Because on the first expedition to Mars, Hugh Allenby damned near drove us nuts with his puns. We finally got so we just ignored them.

But no one can ignore that classic last one—it's written right into the annals of astronomy, and it's there to stay.

Allenby, in command of the expedition, was first to set foot outside the ship. As he stepped down from the airlock of the Mars I, he placed that foot on a convenient rock, caught the toe of his weighted boot in a hole in the rock, wrenched his ankle and smote the ground with his pants.

Sitting there, eyes pained behind the transparent shield of his oxygen-mask, he stared at the rock.

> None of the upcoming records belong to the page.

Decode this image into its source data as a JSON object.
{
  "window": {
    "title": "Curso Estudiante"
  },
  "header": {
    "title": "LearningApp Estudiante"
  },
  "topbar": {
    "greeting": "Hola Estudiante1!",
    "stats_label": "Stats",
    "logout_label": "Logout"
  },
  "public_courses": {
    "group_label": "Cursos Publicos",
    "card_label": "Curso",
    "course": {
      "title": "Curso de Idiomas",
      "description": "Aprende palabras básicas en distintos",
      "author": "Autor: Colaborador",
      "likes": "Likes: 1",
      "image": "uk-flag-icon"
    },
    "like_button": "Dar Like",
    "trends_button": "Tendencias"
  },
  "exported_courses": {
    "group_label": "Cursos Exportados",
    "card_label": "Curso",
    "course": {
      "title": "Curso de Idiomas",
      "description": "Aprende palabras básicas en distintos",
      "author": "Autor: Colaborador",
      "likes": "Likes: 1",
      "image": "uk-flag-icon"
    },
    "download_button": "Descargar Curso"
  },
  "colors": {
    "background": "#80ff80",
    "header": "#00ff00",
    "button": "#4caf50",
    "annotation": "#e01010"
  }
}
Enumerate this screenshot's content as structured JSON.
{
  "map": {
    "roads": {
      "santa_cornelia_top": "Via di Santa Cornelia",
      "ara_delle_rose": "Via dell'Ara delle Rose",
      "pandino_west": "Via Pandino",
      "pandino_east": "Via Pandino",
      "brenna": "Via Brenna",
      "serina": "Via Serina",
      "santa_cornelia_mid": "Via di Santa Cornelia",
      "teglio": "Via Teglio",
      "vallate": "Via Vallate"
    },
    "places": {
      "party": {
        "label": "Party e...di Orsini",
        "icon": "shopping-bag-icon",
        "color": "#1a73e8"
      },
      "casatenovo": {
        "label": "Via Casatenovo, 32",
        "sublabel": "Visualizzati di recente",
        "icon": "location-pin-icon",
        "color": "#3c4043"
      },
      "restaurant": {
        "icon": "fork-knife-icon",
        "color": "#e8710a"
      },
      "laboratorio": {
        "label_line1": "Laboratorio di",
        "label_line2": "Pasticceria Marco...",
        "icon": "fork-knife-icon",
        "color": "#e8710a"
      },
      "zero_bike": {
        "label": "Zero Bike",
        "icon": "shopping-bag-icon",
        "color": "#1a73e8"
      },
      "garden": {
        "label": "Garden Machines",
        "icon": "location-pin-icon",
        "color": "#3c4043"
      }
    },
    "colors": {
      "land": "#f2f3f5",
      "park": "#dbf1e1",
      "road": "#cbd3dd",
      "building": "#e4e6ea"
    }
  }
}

It was about five feet high. Ordinary granite—no special shape—and several inches below its summit, running straight through it in a northeasterly direction, was a neat round four-inch hole.

"I'm upset by the hole thing," he grunted.

The rest of us scrambled out of the ship and gathered around his plump form. Only one or two of us winced at his miserable double pun.

"Break anything, Hugh?" asked Burton, our pilot, kneeling beside him.

"Get out of my way, Burton," said Allenby. "You're obstructing my view."

Burton blinked. A man constructed of long bones and caution, he angled out of the way, looking around to see what he was obstructing view of.

He saw the rock and the round hole through it. He stood very still, staring. So did the rest of us.

"Well, I'll be damned," said Janus, our photographer. "A hole."

"In a rock," added Gonzales, our botanist.

"Round," said Randolph, our biologist.

"An artifact," finished Allenby softly.

Burton helped him to his feet. Silently we gathered around the rock.

Janus bent down and put an eye to one end of the hole. I bent down and looked through the other end. We squinted at each other.

As mineralogist, I was expected to opinionate. "Not drilled," I said slowly. "Not chipped. Not melted. Certainly not eroded."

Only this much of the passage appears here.